At the time of reunification, in 1990, the eastern and western versions of the CDU (party) also merged, and Scharf became the Party Chairman for Magdeburg. 1990 was also the year in which he was one of the co-founders of the Magdeburg Cathedral School (actually the re-founding of a venerable institution which, prior to 1949, had been able to trace its origins back far enough to number Martin Luther among its alumni).
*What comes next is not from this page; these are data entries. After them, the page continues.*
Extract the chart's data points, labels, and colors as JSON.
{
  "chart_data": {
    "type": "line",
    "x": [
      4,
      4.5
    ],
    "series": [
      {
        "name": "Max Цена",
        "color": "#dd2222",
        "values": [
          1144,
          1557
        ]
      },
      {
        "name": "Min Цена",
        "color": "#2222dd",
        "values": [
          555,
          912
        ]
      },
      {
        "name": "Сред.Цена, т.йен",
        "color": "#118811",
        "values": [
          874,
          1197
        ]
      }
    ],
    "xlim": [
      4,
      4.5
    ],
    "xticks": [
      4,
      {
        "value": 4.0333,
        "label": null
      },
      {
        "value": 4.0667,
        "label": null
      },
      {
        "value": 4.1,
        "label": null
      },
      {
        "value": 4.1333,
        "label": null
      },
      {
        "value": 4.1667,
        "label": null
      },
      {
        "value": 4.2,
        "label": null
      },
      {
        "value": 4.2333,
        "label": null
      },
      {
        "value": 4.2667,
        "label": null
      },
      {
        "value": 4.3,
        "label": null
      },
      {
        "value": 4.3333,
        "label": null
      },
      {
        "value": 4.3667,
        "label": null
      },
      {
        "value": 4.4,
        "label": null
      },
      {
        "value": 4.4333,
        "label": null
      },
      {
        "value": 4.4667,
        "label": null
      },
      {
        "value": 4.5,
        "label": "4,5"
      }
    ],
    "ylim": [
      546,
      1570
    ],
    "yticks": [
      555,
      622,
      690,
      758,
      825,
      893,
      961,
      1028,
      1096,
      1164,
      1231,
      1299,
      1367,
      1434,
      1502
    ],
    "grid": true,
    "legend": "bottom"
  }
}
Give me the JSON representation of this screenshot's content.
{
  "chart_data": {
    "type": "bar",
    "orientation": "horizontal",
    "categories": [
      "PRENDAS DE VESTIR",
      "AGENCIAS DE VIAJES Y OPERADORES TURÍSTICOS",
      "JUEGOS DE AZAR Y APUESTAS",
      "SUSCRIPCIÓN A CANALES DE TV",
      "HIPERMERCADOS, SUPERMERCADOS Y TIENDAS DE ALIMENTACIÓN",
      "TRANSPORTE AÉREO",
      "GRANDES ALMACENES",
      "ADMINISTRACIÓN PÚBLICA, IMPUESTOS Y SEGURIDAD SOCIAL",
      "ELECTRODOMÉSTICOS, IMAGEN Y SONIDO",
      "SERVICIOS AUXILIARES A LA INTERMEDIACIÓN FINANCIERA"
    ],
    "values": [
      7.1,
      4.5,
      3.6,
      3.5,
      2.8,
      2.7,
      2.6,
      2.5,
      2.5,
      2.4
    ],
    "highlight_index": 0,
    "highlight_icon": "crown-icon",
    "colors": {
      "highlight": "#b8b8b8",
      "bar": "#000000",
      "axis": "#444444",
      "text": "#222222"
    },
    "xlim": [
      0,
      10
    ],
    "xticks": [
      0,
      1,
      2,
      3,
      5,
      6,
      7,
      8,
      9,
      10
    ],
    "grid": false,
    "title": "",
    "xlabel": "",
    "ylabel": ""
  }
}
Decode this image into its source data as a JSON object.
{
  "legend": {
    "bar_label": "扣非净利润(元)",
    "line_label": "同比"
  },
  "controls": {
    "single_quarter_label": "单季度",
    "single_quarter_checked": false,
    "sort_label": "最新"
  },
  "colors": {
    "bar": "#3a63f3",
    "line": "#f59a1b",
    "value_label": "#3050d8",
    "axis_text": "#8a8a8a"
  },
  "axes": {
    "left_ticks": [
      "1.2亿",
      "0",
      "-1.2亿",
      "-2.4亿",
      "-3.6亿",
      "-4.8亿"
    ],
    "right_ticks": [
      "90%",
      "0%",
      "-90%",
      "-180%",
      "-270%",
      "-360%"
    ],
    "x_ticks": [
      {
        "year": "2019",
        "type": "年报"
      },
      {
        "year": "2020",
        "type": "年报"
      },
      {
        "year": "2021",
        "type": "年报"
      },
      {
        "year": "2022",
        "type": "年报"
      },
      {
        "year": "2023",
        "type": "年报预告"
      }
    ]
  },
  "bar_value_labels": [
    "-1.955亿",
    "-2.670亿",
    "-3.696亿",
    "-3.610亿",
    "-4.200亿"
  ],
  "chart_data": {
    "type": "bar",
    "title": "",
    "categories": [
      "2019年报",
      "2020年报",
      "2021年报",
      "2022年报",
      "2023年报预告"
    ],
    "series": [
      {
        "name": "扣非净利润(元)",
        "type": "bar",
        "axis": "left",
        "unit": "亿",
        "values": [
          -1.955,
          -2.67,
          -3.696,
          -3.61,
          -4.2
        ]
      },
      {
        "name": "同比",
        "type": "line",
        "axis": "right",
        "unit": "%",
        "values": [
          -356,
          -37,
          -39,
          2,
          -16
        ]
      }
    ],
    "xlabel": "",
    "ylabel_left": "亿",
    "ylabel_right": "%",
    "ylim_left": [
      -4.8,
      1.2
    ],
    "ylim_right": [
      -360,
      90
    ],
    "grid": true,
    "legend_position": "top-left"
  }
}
Since 1990 he has been chairman of the works council with Magdeburg Lacke GmbH and the derivative research business separated out of it in 2014, Institut fuer Lacke und Farben e.V.

Following regional elections in October 1990 he became a leading member of the legislative assembly (Landtag) for Saxony-Anhalt, continuing to sit as an assembly member till April 2011. Between 1990 and 1993 and again from 1994 till 2002 he was the CDU group's Assembly Geschäftsfuehrer (literally "parliamentary business leader"), also serving as his party's regional finance spokesman, while between 1993 and 1994 he served as the party's deputy leader there. Between April 2002 and 2011 Jürgen Scharf was the leader of the CDU group in the Saxony-Anhalt Regional Assembly.

Along with his political duties, Scharf was for many years a member of the Synod of Evangelical Churches in the Saxony province. In the past he also served, from 2002, as chairman on the advisory board of the Saxony-Anhalt state lottery.